The 1961 is part of a quintet of single-cask whiskies that make up the Third Chapter in the Balvenie DCS Compendium, a 25-bottle epic that’s being released over five years to celebrate the 55-year career of Balvenie’s softly spoken malt master David Stewart. A complete Third Chapter will cost you £57,000 for five bottles, but 15 bottles of the 1961 have also been released on their own, priced at an eye-watering £35,000 each.
Another prize all whisky nuts will hope to see under the tree this Christmas is the new Yamazaki 18yo Mizunara (£1,000), a Japanese single malt aged exclusively in Japanese oak, which makes it very unusual (whisky is usually aged in American or European oak). All types of oak have their own flavour profile – Japanese oak, or mizunara, produces exotic notes of incense and spice that mingle deliciously with its more generous Madeira cake and orange marmalade characters.
The most sought-after of the American whiskies will undoubtedly be the latest Antique Collection (£100-£120) of five limited edition bourbons and ryes from Kentucky’s historic Buffalo Trace Distillery. The Sazerac 18yo rye is one of those real life-changing whiskies that should be in every collection, and this year’s iteration is no exception.

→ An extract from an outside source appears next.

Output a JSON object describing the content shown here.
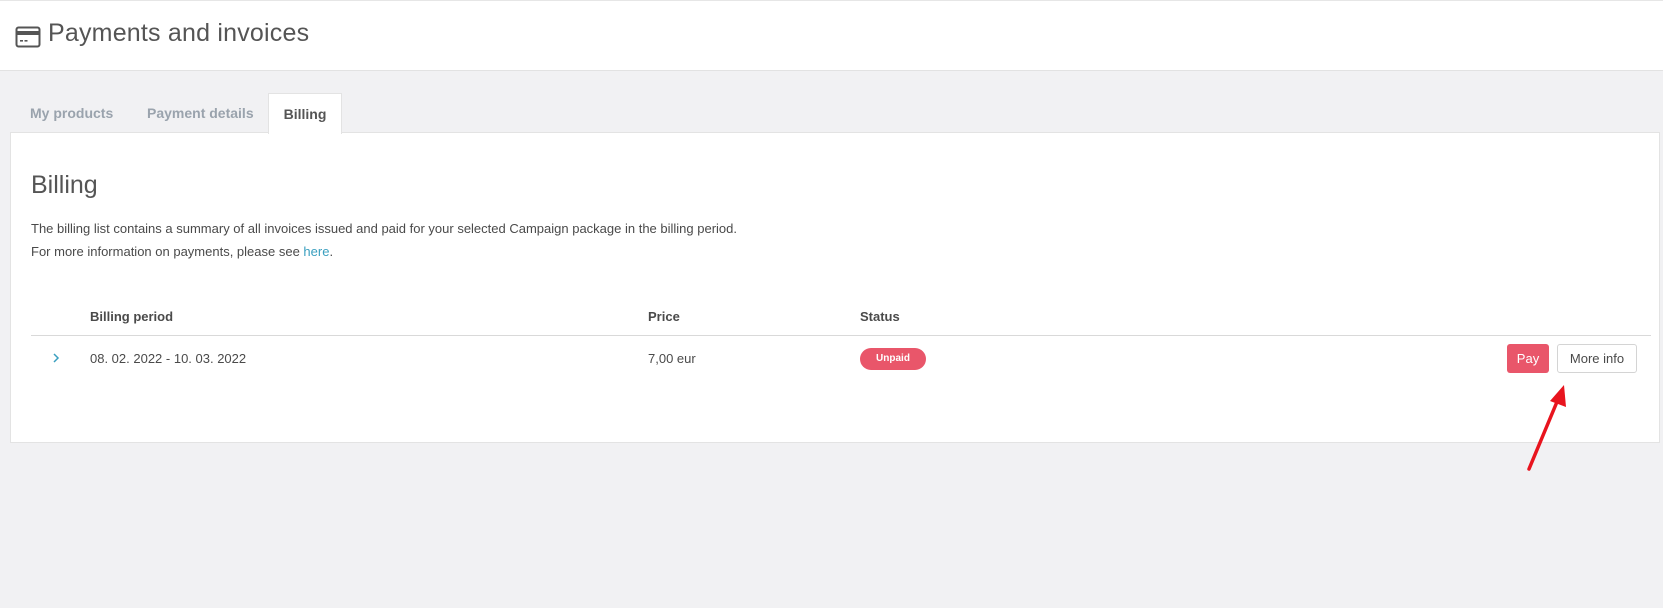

I also often recommend giving something from whisky blenders Compass Box, which has a knack for combining excellent liquid with eye-catching packaging. Its latest limited editions include the heavily peated No Name (£100) and Phenomenology (£150), which has no information about the whisky on the label so that one can taste blind, before going to the website to get chapter and verse on the make-up of the blend. The aim is to challenge preconceptions around whisky, but I think they might have just come up with a game that will keep everyone occupied this Christmas.